AVY: Can’t wait to see it. Europa Report is a fine film. Truly slipstream — if there is such a thing, cinematically speaking. Science fictional horror married to what struck me as a very art-house sensibility. Reading your work over the years I’ve always been highly cognizant of influences from both sides of the aisle, so to speak: Robert R. McCammon and Peter Straub, Cormac McCarthy and Angela Carter. Granted, these sorts of authors pivot between genres and sometimes threaten to render the distinction of “genre” as a moot point — though I do feel like discussing “genre” when we talk about literature can be useful as it ushers us into a greater understanding of the work itself. That said, I’ve heard a lot lately from so-called literary writers who claim that the line between genre fiction and literary fiction has been effectively obliterated, yet I haven’t heard much from writers who identify primarily as genre writers, such as yourself. How are you seeing our genre traditions? Have they achieved the sort of omega point of hybridization that so many seem to claim?

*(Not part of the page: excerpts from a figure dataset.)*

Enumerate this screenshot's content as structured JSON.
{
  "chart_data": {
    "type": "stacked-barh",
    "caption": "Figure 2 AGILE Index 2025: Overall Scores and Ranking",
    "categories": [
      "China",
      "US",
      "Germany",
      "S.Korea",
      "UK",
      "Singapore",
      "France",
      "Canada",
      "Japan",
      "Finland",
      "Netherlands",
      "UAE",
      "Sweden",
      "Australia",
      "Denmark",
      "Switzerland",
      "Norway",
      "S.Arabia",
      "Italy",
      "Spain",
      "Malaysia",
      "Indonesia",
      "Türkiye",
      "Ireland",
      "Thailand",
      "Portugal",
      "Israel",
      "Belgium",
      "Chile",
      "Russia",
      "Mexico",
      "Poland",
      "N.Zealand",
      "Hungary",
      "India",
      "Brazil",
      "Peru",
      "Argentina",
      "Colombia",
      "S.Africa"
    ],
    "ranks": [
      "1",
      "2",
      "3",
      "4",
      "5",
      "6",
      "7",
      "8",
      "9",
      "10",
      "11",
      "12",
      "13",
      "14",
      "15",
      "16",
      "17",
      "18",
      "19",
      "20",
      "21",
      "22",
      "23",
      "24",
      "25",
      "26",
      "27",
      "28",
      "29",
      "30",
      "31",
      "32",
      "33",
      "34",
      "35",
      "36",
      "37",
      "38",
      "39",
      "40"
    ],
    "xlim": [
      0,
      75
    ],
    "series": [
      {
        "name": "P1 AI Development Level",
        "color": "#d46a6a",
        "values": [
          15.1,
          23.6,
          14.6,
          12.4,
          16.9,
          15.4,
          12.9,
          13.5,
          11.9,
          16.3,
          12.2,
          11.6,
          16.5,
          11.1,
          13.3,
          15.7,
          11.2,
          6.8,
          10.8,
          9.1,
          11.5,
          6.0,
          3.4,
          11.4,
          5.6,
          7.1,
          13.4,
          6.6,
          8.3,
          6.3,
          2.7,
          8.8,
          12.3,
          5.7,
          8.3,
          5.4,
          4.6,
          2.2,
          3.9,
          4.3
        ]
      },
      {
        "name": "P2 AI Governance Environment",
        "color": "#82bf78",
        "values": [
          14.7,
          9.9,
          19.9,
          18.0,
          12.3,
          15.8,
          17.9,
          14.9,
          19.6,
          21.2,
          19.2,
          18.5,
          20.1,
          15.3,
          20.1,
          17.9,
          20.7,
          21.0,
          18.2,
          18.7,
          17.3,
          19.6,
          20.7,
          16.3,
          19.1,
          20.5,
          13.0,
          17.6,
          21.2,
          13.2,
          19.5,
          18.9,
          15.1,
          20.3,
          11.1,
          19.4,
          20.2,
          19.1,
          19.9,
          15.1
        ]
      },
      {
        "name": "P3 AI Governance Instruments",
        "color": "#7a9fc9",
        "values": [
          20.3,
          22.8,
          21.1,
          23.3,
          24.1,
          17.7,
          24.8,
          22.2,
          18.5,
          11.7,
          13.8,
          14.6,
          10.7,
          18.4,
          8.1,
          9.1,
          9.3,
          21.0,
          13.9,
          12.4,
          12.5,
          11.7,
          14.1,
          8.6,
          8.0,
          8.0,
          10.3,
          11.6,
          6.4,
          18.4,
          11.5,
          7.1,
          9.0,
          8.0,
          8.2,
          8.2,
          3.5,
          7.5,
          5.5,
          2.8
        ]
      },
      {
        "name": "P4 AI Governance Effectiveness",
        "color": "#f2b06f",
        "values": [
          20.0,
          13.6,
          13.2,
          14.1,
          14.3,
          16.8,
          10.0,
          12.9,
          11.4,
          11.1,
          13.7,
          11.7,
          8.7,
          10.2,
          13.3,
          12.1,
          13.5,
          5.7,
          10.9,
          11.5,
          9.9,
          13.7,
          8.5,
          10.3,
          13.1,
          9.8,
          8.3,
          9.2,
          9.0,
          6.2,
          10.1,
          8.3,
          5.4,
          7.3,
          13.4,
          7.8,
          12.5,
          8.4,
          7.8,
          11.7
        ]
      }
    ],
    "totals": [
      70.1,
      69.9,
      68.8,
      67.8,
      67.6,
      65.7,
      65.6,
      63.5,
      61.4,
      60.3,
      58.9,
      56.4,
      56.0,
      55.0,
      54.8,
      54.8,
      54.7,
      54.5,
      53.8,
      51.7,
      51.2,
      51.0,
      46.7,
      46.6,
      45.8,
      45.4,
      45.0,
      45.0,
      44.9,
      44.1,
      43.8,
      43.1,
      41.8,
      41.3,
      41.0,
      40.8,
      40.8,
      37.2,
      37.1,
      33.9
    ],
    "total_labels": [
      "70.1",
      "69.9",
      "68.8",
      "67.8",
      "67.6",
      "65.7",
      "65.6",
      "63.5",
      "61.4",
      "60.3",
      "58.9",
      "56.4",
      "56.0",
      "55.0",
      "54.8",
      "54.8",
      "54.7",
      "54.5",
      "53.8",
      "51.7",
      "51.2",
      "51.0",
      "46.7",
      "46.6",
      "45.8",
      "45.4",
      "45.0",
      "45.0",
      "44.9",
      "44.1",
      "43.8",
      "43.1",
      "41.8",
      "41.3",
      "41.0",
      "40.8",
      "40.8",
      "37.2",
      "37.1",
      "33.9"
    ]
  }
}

LB: You are dead on. I try to take a story for what it is and writers for what they are. Regarding an omega point, no, it doesn’t seem likely. Art is in a constant state of transformation, or mutation. The wheel keeps rolling and it won’t stop until we all do.

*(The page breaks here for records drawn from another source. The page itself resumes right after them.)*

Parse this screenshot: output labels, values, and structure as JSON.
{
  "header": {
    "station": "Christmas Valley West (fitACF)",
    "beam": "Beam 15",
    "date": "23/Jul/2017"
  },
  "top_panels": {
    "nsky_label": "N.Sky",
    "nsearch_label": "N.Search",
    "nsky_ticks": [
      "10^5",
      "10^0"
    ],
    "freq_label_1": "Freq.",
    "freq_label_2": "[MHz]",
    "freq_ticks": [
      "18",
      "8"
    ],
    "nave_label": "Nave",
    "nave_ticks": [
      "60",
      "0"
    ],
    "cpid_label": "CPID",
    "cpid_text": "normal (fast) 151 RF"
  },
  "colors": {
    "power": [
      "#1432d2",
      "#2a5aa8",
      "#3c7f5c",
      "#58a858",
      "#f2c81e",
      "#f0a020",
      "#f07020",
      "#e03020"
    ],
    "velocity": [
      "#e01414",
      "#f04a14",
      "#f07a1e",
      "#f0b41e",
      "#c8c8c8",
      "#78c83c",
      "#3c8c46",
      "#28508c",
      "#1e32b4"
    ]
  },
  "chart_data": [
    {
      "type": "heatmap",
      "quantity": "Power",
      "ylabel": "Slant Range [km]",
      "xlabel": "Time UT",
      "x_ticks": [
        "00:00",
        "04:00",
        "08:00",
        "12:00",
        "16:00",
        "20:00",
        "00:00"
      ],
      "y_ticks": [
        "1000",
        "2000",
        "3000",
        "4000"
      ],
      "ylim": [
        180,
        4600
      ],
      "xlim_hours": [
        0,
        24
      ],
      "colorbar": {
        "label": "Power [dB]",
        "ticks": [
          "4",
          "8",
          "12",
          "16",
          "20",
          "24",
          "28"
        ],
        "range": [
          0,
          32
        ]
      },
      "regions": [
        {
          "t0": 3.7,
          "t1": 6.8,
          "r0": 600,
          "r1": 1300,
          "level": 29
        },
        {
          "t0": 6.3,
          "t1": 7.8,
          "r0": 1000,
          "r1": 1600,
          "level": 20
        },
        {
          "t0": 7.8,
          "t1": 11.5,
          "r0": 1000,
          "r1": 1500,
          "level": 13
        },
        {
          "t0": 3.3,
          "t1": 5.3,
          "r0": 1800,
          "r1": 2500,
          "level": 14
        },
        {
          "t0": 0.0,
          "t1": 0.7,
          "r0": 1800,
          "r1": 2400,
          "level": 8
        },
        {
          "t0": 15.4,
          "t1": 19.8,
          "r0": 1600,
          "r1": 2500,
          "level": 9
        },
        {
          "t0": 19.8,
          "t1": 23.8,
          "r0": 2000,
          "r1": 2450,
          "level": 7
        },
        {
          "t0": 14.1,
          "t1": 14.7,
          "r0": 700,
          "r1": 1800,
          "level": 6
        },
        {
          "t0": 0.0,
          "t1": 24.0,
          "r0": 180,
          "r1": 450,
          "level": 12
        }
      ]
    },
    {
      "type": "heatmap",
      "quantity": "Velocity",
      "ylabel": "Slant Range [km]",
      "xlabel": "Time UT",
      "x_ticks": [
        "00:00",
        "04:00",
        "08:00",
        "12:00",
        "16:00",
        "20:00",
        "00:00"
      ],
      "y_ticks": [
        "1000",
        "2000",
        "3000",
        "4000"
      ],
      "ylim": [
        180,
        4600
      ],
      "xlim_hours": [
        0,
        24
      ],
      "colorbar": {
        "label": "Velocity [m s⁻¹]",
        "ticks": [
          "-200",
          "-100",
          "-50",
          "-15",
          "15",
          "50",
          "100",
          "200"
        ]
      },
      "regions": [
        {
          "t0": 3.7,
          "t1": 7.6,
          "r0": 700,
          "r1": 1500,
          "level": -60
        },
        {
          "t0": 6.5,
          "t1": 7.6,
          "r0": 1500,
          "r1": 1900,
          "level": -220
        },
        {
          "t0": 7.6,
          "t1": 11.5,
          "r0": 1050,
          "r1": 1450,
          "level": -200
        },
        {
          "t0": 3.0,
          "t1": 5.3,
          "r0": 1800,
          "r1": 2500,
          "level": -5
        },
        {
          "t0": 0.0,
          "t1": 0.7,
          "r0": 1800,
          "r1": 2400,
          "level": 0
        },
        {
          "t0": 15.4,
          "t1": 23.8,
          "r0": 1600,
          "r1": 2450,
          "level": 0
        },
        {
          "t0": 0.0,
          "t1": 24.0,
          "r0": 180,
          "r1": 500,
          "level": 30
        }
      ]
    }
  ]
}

I learned to write without shame. Good writing and bad have never been defined by genre categories or the lack.

If there was a positive side effect to my misspent youth, it’s that I was largely isolated from the genre wars. Thanks to that long stretch of relative innocence I became a true omnivore of literature. From a young age I read Harold Robbins and Barbara Cartland; I read CS Lewis, Herman Hesse, Luis Borges. Golden Age and New Wave Science Fiction? Noir and Crime from Hammett to Ferrigno? Spy Thrillers by Martin Cruz Smith and Le Carre? Carter and Jackson’s reshaping of fairytales and suburban fantasy? McCarthy’s horrification of the Western? Hemingway brute force aethetics? I absorbed it all without shame. I learned to write without shame. Good writing and bad have never been defined by genre categories or the lack. Writing well is a fight. My armor and weapons are an alloy of the spectrum that is literature.

It amuses me when folks from either side of the fence beat their breasts about it. So long as writing is marketable there will be categories and divisions. That’s how the market works and it’s how authors and critics work. Enough of us buy into the zero sum theory the scuffles will persist. What I think of the pissing contests? Spend more time doing the work and less talking about it or using it as a bludgeon.

AVY: Well, all right. Done and done. Last and inevitable question: what are your plans for Halloween?

LB: Thank you for the talk.

In the past I have tried to summon Nadelman’s God, to no effect; although my trashcans went missing. These days I live out in cow country in upstate New York. We’re decorating the porch with two pumpkins — a large one and a small one. It doesn’t appear as if many trick or treaters live nearby, but we’re stocking lots of candy and booze, nonetheless. At precisely 8pm I fully intend to shut off the lights, eat all the candy, drink scotch, and watch John Carpenter’s The Thing.